LONDON, 28 February 2004 — The revelations of Katharine Gun should not have come as too big a surprise. After all, we have come to expect the worst of our security services when they are guided by men and women of little principle. Yet when we bug our allies to undermine them at the UN, we are plumbing new depths. Our security agencies begin by being selective and they degenerate into being subversive. It should be of no surprise that Prime Minister Tony Blair reacted to the dropping of the case against Katharine Gun — and former Cabinet minister Clare Short’s allegations — by attacking them.
Answering a question that he was not actually asked in his press conference on Thursday, he said those who “attack the work they (the intelligence services) are doing, undermine the security of the country”. This is a breathtaking sidestep from the real issue of whether we spied on our allies and on the UN. Have we been acting illegally yet again? The prime minister’s charge that Ms. Gun and Ms. Short are “irresponsible” will not wash.
The public wants a full account of what our intelligence services have been up to. The national interest demands a full account too, not further evasions and duplicity. There are two Congressional inquiries into the rationale for the Iraq war under way in Washington. They will unearth more in a week than a dozen Butler commissions will manage in a lifetime. Unlike our system, US inquiries are designed to illuminate rather than obfuscate. It is perhaps why the Carnegie Endowment for International Peace — in its report, WMD in Iraq — drew upon official National Intelligence Estimates, which had been declassified up to July 2003, for its conclusions and recommendations.
From the earliest days, it was dissidents within the US intelligence community who were conducting a debate with the administration on the pro-war strategy. Can we imagine the British intelligence community dropping its supine posture toward the political establishment in such a frank way?
The recent revelations concern attempts to subvert the decision-making of the UN’s Security Council. At such a critical time the UK was party to illegal spying at the behest of the US. Such a role for our country would be consistent with our peculiar notion of a special relationship, our reward for which is access to American intelligence. The existing cosy intelligence relationship has been complemented by a close alliance between Bush and Blair. The president, failing to get unqualified CIA support for his wilder claims on Iraq, relied on Donald Rumsfeld’s Office of Special Plans for other intelligence.

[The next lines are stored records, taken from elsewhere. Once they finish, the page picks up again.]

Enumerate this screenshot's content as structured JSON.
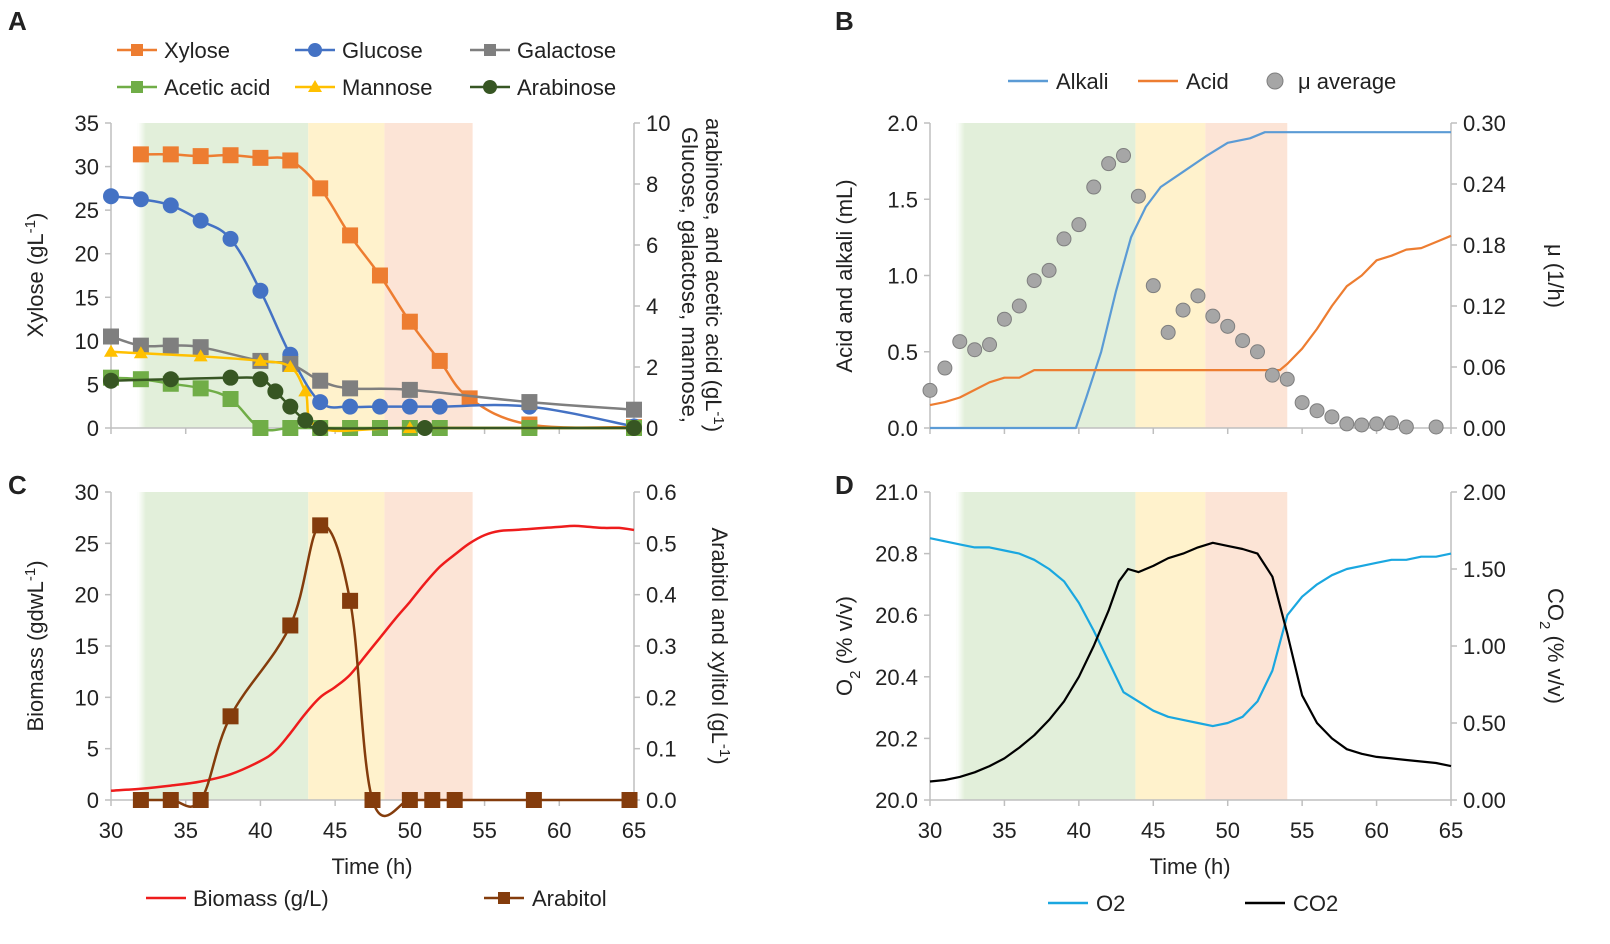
{
  "colors": {
    "xylose": "#ED7D31",
    "glucose": "#4472C4",
    "galactose": "#7F7F7F",
    "acetic": "#70AD47",
    "mannose": "#FFC000",
    "arabinose": "#375623",
    "biomass": "#EE1C1C",
    "arabitol": "#843C0C",
    "alkali": "#5B9BD5",
    "acid": "#ED7D31",
    "mu": "#A6A6A6",
    "o2": "#1AA7E0",
    "co2": "#000000",
    "phase_green": "#E2EFDA",
    "phase_yellow": "#FFF2CC",
    "phase_orange": "#FCE4D6",
    "axis": "#BFBFBF"
  },
  "chart_data": [
    {
      "panel": "A",
      "type": "line",
      "xlabel": "",
      "ylabel": "Xylose (gL-1)",
      "ylabel_parts": [
        "Xylose (gL",
        "-1",
        ")"
      ],
      "y2label_line1": "Glucose, galactose, mannose,",
      "y2label_line2_parts": [
        "arabinose, and acetic acid (gL",
        "-1",
        ")"
      ],
      "xlim": [
        30,
        65
      ],
      "ylim": [
        0,
        35
      ],
      "y2lim": [
        0,
        10
      ],
      "yticks": [
        "0",
        "5",
        "10",
        "15",
        "20",
        "25",
        "30",
        "35"
      ],
      "y2ticks": [
        "0",
        "2",
        "4",
        "6",
        "8",
        "10"
      ],
      "phases": [
        [
          31.8,
          43.2
        ],
        [
          43.2,
          48.3
        ],
        [
          48.3,
          54.2
        ]
      ],
      "legend": [
        "Xylose",
        "Glucose",
        "Galactose",
        "Acetic acid",
        "Mannose",
        "Arabinose"
      ],
      "series": [
        {
          "name": "Xylose",
          "axis": "left",
          "marker": "square",
          "x": [
            32,
            34,
            36,
            38,
            40,
            42,
            44,
            46,
            48,
            50,
            52,
            54,
            58,
            65
          ],
          "y": [
            31.4,
            31.4,
            31.2,
            31.3,
            31.0,
            30.7,
            27.5,
            22.1,
            17.5,
            12.2,
            7.7,
            3.4,
            0.4,
            0.1
          ]
        },
        {
          "name": "Glucose",
          "axis": "left2",
          "marker": "circle",
          "x": [
            30,
            32,
            34,
            36,
            38,
            40,
            42,
            44,
            46,
            48,
            50,
            52,
            58,
            65
          ],
          "y": [
            7.6,
            7.5,
            7.3,
            6.8,
            6.2,
            4.5,
            2.4,
            0.85,
            0.7,
            0.7,
            0.7,
            0.7,
            0.7,
            0.05
          ]
        },
        {
          "name": "Galactose",
          "axis": "right",
          "marker": "square",
          "x": [
            30,
            32,
            34,
            36,
            40,
            42,
            44,
            46,
            50,
            58,
            65
          ],
          "y": [
            3.0,
            2.7,
            2.7,
            2.65,
            2.2,
            2.1,
            1.55,
            1.3,
            1.25,
            0.85,
            0.6
          ]
        },
        {
          "name": "Acetic acid",
          "axis": "right",
          "marker": "square",
          "x": [
            30,
            32,
            34,
            36,
            38,
            40,
            42,
            44,
            46,
            48,
            50,
            52,
            58,
            65
          ],
          "y": [
            1.65,
            1.6,
            1.45,
            1.3,
            0.95,
            0,
            0,
            0,
            0,
            0,
            0,
            0,
            0,
            0
          ]
        },
        {
          "name": "Mannose",
          "axis": "right",
          "marker": "triangle",
          "x": [
            30,
            32,
            36,
            40,
            42,
            43,
            44,
            50,
            65
          ],
          "y": [
            2.5,
            2.45,
            2.35,
            2.2,
            2.0,
            1.2,
            0,
            0,
            0
          ]
        },
        {
          "name": "Arabinose",
          "axis": "right",
          "marker": "circle",
          "x": [
            30,
            34,
            38,
            40,
            41,
            42,
            43,
            44,
            51,
            65
          ],
          "y": [
            1.55,
            1.6,
            1.65,
            1.6,
            1.2,
            0.7,
            0.25,
            0,
            0,
            0
          ]
        }
      ]
    },
    {
      "panel": "B",
      "type": "line",
      "xlabel": "",
      "ylabel": "Acid and alkali (mL)",
      "y2label": "μ (1/h)",
      "xlim": [
        30,
        65
      ],
      "ylim": [
        0,
        2.0
      ],
      "y2lim": [
        0,
        0.3
      ],
      "yticks": [
        "0.0",
        "0.5",
        "1.0",
        "1.5",
        "2.0"
      ],
      "y2ticks": [
        "0.00",
        "0.06",
        "0.12",
        "0.18",
        "0.24",
        "0.30"
      ],
      "phases": [
        [
          31.8,
          43.8
        ],
        [
          43.8,
          48.5
        ],
        [
          48.5,
          54.0
        ]
      ],
      "legend": [
        "Alkali",
        "Acid",
        "μ average"
      ],
      "series": [
        {
          "name": "Alkali",
          "axis": "left",
          "x": [
            30,
            39.8,
            40.5,
            41.5,
            42.5,
            43.5,
            44.5,
            45.5,
            47,
            48.5,
            50,
            51.5,
            52.5,
            65
          ],
          "y": [
            0,
            0,
            0.2,
            0.5,
            0.9,
            1.25,
            1.45,
            1.58,
            1.68,
            1.78,
            1.87,
            1.9,
            1.94,
            1.94
          ]
        },
        {
          "name": "Acid",
          "axis": "left",
          "x": [
            30,
            31,
            32,
            33,
            34,
            35,
            36,
            37,
            38,
            40,
            45,
            50,
            53.5,
            54,
            55,
            56,
            57,
            58,
            59,
            60,
            61,
            62,
            63,
            64,
            65
          ],
          "y": [
            0.15,
            0.17,
            0.2,
            0.25,
            0.3,
            0.33,
            0.33,
            0.38,
            0.38,
            0.38,
            0.38,
            0.38,
            0.38,
            0.42,
            0.52,
            0.65,
            0.8,
            0.93,
            1.0,
            1.1,
            1.13,
            1.17,
            1.18,
            1.22,
            1.26
          ]
        },
        {
          "name": "μ average",
          "axis": "right",
          "marker": "circle",
          "x": [
            30,
            31,
            32,
            33,
            34,
            35,
            36,
            37,
            38,
            39,
            40,
            41,
            42,
            43,
            44,
            45,
            46,
            47,
            48,
            49,
            50,
            51,
            52,
            53,
            54,
            55,
            56,
            57,
            58,
            59,
            60,
            61,
            62,
            64
          ],
          "y": [
            0.037,
            0.059,
            0.085,
            0.077,
            0.082,
            0.107,
            0.12,
            0.145,
            0.155,
            0.186,
            0.2,
            0.237,
            0.26,
            0.268,
            0.228,
            0.14,
            0.094,
            0.116,
            0.13,
            0.11,
            0.1,
            0.086,
            0.075,
            0.052,
            0.048,
            0.025,
            0.017,
            0.011,
            0.004,
            0.003,
            0.004,
            0.005,
            0.001,
            0.001
          ]
        }
      ]
    },
    {
      "panel": "C",
      "type": "line",
      "xlabel": "Time (h)",
      "ylabel": "Biomass (gdwL-1)",
      "ylabel_parts": [
        "Biomass (gdwL",
        "-1",
        ")"
      ],
      "y2label": "Arabitol and xylitol (gL-1)",
      "y2label_parts": [
        "Arabitol and xylitol (gL",
        "-1",
        ")"
      ],
      "xlim": [
        30,
        65
      ],
      "ylim": [
        0,
        30
      ],
      "y2lim": [
        0,
        0.6
      ],
      "xticks": [
        "30",
        "35",
        "40",
        "45",
        "50",
        "55",
        "60",
        "65"
      ],
      "yticks": [
        "0",
        "5",
        "10",
        "15",
        "20",
        "25",
        "30"
      ],
      "y2ticks": [
        "0.0",
        "0.1",
        "0.2",
        "0.3",
        "0.4",
        "0.5",
        "0.6"
      ],
      "phases": [
        [
          31.8,
          43.2
        ],
        [
          43.2,
          48.3
        ],
        [
          48.3,
          54.2
        ]
      ],
      "legend": [
        "Biomass (g/L)",
        "Arabitol"
      ],
      "series": [
        {
          "name": "Biomass (g/L)",
          "axis": "left",
          "x": [
            30,
            32,
            34,
            36,
            38,
            40,
            41,
            42,
            43,
            44,
            45,
            46,
            47,
            48,
            49,
            50,
            51,
            52,
            53,
            54,
            55,
            56,
            57,
            58,
            59,
            60,
            61,
            62,
            63,
            64,
            65
          ],
          "y": [
            0.9,
            1.1,
            1.4,
            1.8,
            2.5,
            3.8,
            4.8,
            6.5,
            8.4,
            10.0,
            11.0,
            12.2,
            14.0,
            15.8,
            17.6,
            19.3,
            21.1,
            22.7,
            23.9,
            25.0,
            25.8,
            26.2,
            26.3,
            26.4,
            26.5,
            26.6,
            26.7,
            26.6,
            26.5,
            26.5,
            26.3
          ]
        },
        {
          "name": "Arabitol",
          "axis": "right",
          "marker": "square",
          "x": [
            32,
            34,
            36,
            38,
            42,
            44,
            46,
            47.5,
            50,
            51.5,
            53,
            58.3,
            64.7
          ],
          "y": [
            0,
            0,
            0,
            0.163,
            0.34,
            0.535,
            0.388,
            0,
            0,
            0,
            0,
            0,
            0
          ]
        }
      ]
    },
    {
      "panel": "D",
      "type": "line",
      "xlabel": "Time (h)",
      "ylabel": "O2 (% v/v)",
      "ylabel_parts": [
        "O",
        "2",
        " (% v/v)"
      ],
      "y2label": "CO2 (% v/v)",
      "y2label_parts": [
        "CO",
        "2",
        " (% v/v)"
      ],
      "xlim": [
        30,
        65
      ],
      "ylim": [
        20.0,
        21.0
      ],
      "y2lim": [
        0,
        2.0
      ],
      "xticks": [
        "30",
        "35",
        "40",
        "45",
        "50",
        "55",
        "60",
        "65"
      ],
      "yticks": [
        "20.0",
        "20.2",
        "20.4",
        "20.6",
        "20.8",
        "21.0"
      ],
      "y2ticks": [
        "0.00",
        "0.50",
        "1.00",
        "1.50",
        "2.00"
      ],
      "phases": [
        [
          31.8,
          43.8
        ],
        [
          43.8,
          48.5
        ],
        [
          48.5,
          54.0
        ]
      ],
      "legend": [
        "O2",
        "CO2"
      ],
      "series": [
        {
          "name": "O2",
          "axis": "left",
          "x": [
            30,
            31,
            32,
            33,
            34,
            35,
            36,
            37,
            38,
            39,
            40,
            41,
            42,
            43,
            44,
            45,
            46,
            47,
            48,
            49,
            50,
            51,
            52,
            53,
            54,
            55,
            56,
            57,
            58,
            59,
            60,
            61,
            62,
            63,
            64,
            65
          ],
          "y": [
            20.85,
            20.84,
            20.83,
            20.82,
            20.82,
            20.81,
            20.8,
            20.78,
            20.75,
            20.71,
            20.64,
            20.55,
            20.45,
            20.35,
            20.32,
            20.29,
            20.27,
            20.26,
            20.25,
            20.24,
            20.25,
            20.27,
            20.32,
            20.42,
            20.6,
            20.66,
            20.7,
            20.73,
            20.75,
            20.76,
            20.77,
            20.78,
            20.78,
            20.79,
            20.79,
            20.8
          ]
        },
        {
          "name": "CO2",
          "axis": "right",
          "x": [
            30,
            31,
            32,
            33,
            34,
            35,
            36,
            37,
            38,
            39,
            40,
            41,
            42,
            42.7,
            43.3,
            44,
            45,
            46,
            47,
            48,
            49,
            50,
            51,
            52,
            53,
            54,
            55,
            56,
            57,
            58,
            59,
            60,
            61,
            62,
            63,
            64,
            65
          ],
          "y": [
            0.12,
            0.13,
            0.15,
            0.18,
            0.22,
            0.27,
            0.34,
            0.42,
            0.52,
            0.64,
            0.8,
            1.0,
            1.23,
            1.42,
            1.5,
            1.48,
            1.52,
            1.57,
            1.6,
            1.64,
            1.67,
            1.65,
            1.63,
            1.6,
            1.45,
            1.08,
            0.68,
            0.5,
            0.4,
            0.33,
            0.3,
            0.28,
            0.27,
            0.26,
            0.25,
            0.24,
            0.22
          ]
        }
      ]
    }
  ],
  "panel_letters": [
    "A",
    "B",
    "C",
    "D"
  ]
}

Blair had a more compliant joint intelligence committee and a tame parliamentary intelligence select committee. Under pressure, he still had to accede to an inquiry of sorts into intelligence on WMD. This takes the form of the Butler Commission — chaired by former Cabinet secretary and packed with dependable establishment figures. Its terms of reference would make a Mississippi gambler blush, so stacked is its deck. Few will be satisfied by its conclusions — whatever they might be.
The aborted case against Katharine Gun, and Clare Short’s allegations, simply underline the inadequacy of the Butler Commission. Let us recall the calamitous interaction between the intelligence services and the British government on Iraq. There was Scott Ritter’s account of M16’s Operation Mass Appeal in the 1990s, designed to “shake up public opinion” against Iraq, using dubious intelligence material. There were the dodgy dossiers, using a plagiarized 10-year-old thesis, and forged evidence on alleged uranium purchases. There was the alleged failure to tell the prime minister that the doubtful 45 minutes claim related only to battlefield munitions, and the subsequent failure to find the allegedly ubiquitous WMD.

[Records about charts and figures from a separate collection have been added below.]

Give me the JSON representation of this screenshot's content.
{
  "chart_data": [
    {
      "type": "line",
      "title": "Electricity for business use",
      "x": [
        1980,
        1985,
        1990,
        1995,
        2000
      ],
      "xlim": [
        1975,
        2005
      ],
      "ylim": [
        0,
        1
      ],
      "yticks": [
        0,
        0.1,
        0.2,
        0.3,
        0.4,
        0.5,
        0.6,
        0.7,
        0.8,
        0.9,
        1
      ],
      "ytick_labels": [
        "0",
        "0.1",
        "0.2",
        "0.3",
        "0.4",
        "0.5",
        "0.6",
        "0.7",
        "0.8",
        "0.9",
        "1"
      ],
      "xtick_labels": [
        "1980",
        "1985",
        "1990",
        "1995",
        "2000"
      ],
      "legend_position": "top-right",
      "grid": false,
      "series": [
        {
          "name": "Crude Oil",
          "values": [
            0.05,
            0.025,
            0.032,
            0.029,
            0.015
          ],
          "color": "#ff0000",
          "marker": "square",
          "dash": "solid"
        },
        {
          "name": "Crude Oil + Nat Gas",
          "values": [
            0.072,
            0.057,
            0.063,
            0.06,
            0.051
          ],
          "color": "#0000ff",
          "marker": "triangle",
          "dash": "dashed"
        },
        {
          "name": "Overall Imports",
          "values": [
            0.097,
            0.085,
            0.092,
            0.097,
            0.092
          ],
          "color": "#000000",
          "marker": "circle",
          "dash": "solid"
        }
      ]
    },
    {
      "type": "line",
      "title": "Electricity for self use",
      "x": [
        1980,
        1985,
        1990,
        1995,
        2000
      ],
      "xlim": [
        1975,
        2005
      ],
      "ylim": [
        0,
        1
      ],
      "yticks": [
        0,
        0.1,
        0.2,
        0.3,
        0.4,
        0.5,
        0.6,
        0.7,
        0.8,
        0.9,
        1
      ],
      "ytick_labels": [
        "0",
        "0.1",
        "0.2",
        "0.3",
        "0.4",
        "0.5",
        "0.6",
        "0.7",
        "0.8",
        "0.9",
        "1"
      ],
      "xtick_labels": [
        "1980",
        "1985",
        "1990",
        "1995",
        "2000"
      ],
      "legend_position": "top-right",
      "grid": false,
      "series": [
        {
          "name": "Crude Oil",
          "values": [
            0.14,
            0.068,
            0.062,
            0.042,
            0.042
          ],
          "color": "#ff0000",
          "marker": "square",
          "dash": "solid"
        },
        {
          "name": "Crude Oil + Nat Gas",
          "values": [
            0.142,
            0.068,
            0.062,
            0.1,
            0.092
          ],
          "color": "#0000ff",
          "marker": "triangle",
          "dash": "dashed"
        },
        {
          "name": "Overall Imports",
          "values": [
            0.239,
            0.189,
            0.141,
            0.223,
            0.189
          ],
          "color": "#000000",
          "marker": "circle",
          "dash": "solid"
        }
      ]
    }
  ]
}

What a catalogue of failure. Blair’s response to this situation, and to the evidence of Gun and Short, is wholly unsatisfactory. His imputations against the two women’s integrity is woefully inadequate. Until we have a full, public and independent inquiry into the case for going to war against Iraq, there will remain a dark cloud over the prime minister. When that cloud breaks, the umbrella of the intelligence service will be of no protection to him.
— Peter Kilfoyle is Labour MP for Liverpool Walton and a former defense minister.